This article by art marketing expert Carolyn Edlund will answer many questions you may have if you’re thinking of selling your art online. Carolyn Edlund is an art business consultant and writer, and the founder of Artsy Shark www.artsyshark.com. She is also the Executive Director of The Arts Business Institute, and frequently speaks on art business topics in live workshops throughout the U.S. and internationally.
Online art sales are growing every year, and many artists have taken advantage of this opportunity. You may be considering whether online art sales could work for you as well. There are pros and cons to getting involved, so ask yourself these questions to decide if online art sales are a good fit for you.
What if I’m represented by brick and mortar galleries?
If you have a working relationship with galleries who sell your art, you will want to make sure that you don’t have a contractual agreement with them that precludes you selling online in competition with the gallery. If so, honor your contract or start a conversation with them to discuss the subject. It always makes sense to be transparent with your galleries, because you are in a very real sense a “partner” with them in selling your artwork.
If you are sell original art through galleries, you might want to think twice before you begin to sell reproductions of those works online. Your galleries may have an opinion on how this will affect the value of your original. You might learn that they intend to offer your work on their own online portal to gain extra exposure. Or, they may not have a conflict with your online sales efforts.
If you have your own art website, it certainly makes sense to link to those brick and mortar galleries that represent you, driving traffic and potential sales to them.
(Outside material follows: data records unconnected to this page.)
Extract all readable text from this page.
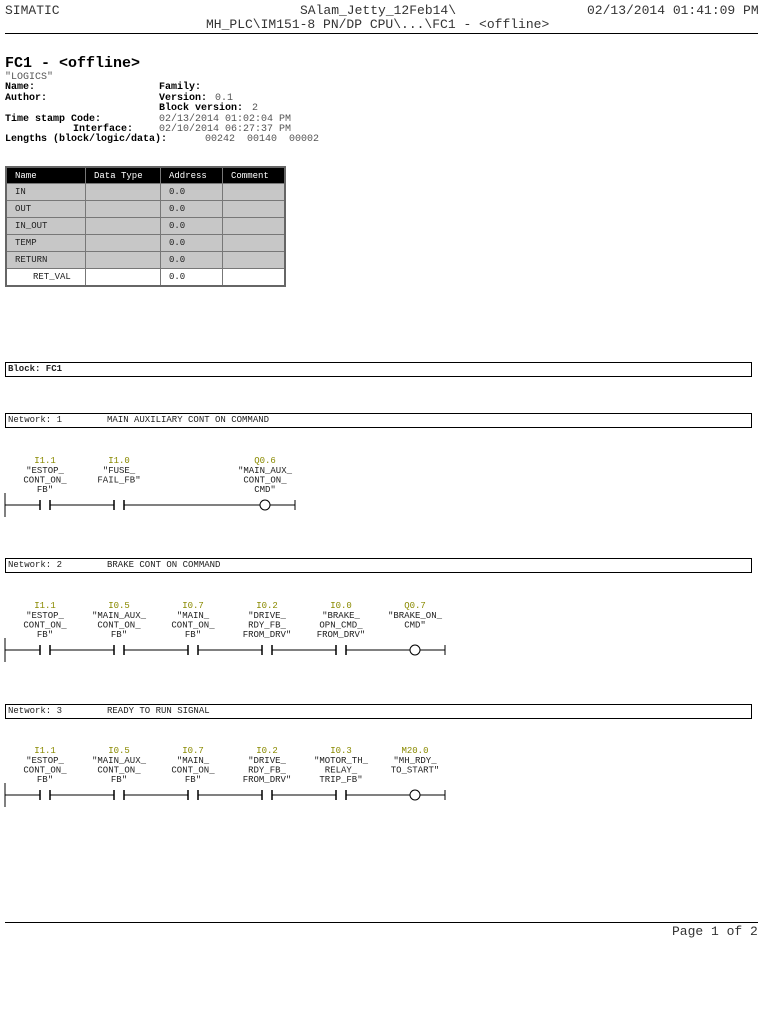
SIMATIC	SAlam_Jetty_12Feb14\
MH_PLC\IM151-8 PN/DP CPU\...\FC1 - <offline>
02/13/2014 01:41:09 PM
FC1 - <offline>
"LOGICS"
Name:
Author:
Family:
Version: 0.1
Block version: 2
Time stamp Code:	02/13/2014 01:02:04 PM
Interface:	02/10/2014 06:27:37 PM
Lengths (block/logic/data):	00242  00140  00002
Name	Data Type	Address	Comment
IN		0.0	
OUT		0.0	
IN_OUT		0.0	
TEMP		0.0	
RETURN		0.0	
RET_VAL		0.0	
Block: FC1
Network: 1	MAIN AUXILIARY CONT ON COMMAND
Network: 2	BRAKE CONT ON COMMAND
Network: 3	READY TO RUN SIGNAL
I1.1
"ESTOP_
CONT_ON_
FB"
I1.0
"FUSE_
FAIL_FB"
Q0.6
"MAIN_AUX_
CONT_ON_
CMD"
I1.1
"ESTOP_
CONT_ON_
FB"
I0.5
"MAIN_AUX_
CONT_ON_
FB"
I0.7
"MAIN_
CONT_ON_
FB"
I0.2
"DRIVE_
RDY_FB_
FROM_DRV"
I0.0
"BRAKE_
OPN_CMD_
FROM_DRV"
Q0.7
"BRAKE_ON_
CMD"
I1.1
"ESTOP_
CONT_ON_
FB"
I0.5
"MAIN_AUX_
CONT_ON_
FB"
I0.7
"MAIN_
CONT_ON_
FB"
I0.2
"DRIVE_
RDY_FB_
FROM_DRV"
I0.3
"MOTOR_TH_
RELAY_
TRIP_FB"
M20.0
"MH_RDY_
TO_START"
Page 1 of 2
What types of products do I intend to sell?
If you want to sell online, there are many options; you can find an extensive listing here: 125 Places to Sell. Some are exclusively for selling original art, while others also list reproductions for sale.
If you would like to sell reproductions without the upfront cost of printing them, you may want to consider Print on Demand sites. These providers usually offer your own “artist page” where you can upload your images to present your collection. They will accept orders, process payments, produce the reproductions, and ship to the customer. Your portion of the sale will be a small percentage of the sales price (if your agreement with the provider is a licensing agreement, which generates royalties) or they will have a base price for the product and you can determine the markup.
Print on Demand providers offer many options. Your art images can be printed on clothing, cell phone cases, tote bags, shoes, and many other products. This will of course increase the number of products you are selling, and spread your price point range as well, which could be a plus. Many artists have tried Print on Demand websites, and results can vary widely.
How much time do I have to market my art online?
Regardless of the online site where you intend to sell, you are largely responsible for driving traffic to it through your own marketing efforts. Artists regularly report that promoting art for sale online takes hours of their time each week. If you cannot spare the time to market, chances are that your online sales will languish. You must be committed and ready to do the work required to set up your online store, as well as promoting on a regular basis. And if you choose to sell through more than one online platform, your marketing activities will increase accordingly.
What about my own art website?
I always recommend that artists have their own website, because that’s where you have the most control. You can brand your site as you like, choose a template or theme that best presents your portfolio, and gather email addresses for your all-important prospect list. You might want to link through to an online sales platform from your site for sales purposes, but don’t forget to ask site visitors to subscribe in order to identify interested visitors for follow up purposes.
How can this work with my offline activities?
An online store can work in tandem with your other marketing and sales activities. If you exhibit at art festivals, for example, you can use the link to your online store to close prospects who didn’t buy in person, or to drive repeat sales. Email marketing works well for this purpose.
Whether to sell online or not is a personal decision, and each artist will have their own incentives and concerns. Nevertheless, the trend of online art sales is expanding, and customers are gaining confidence in purchasing art that is technically “sight unseen” on the internet.
Have you made sales of your art online? Did you have a positive experience? What are the challenges you faced?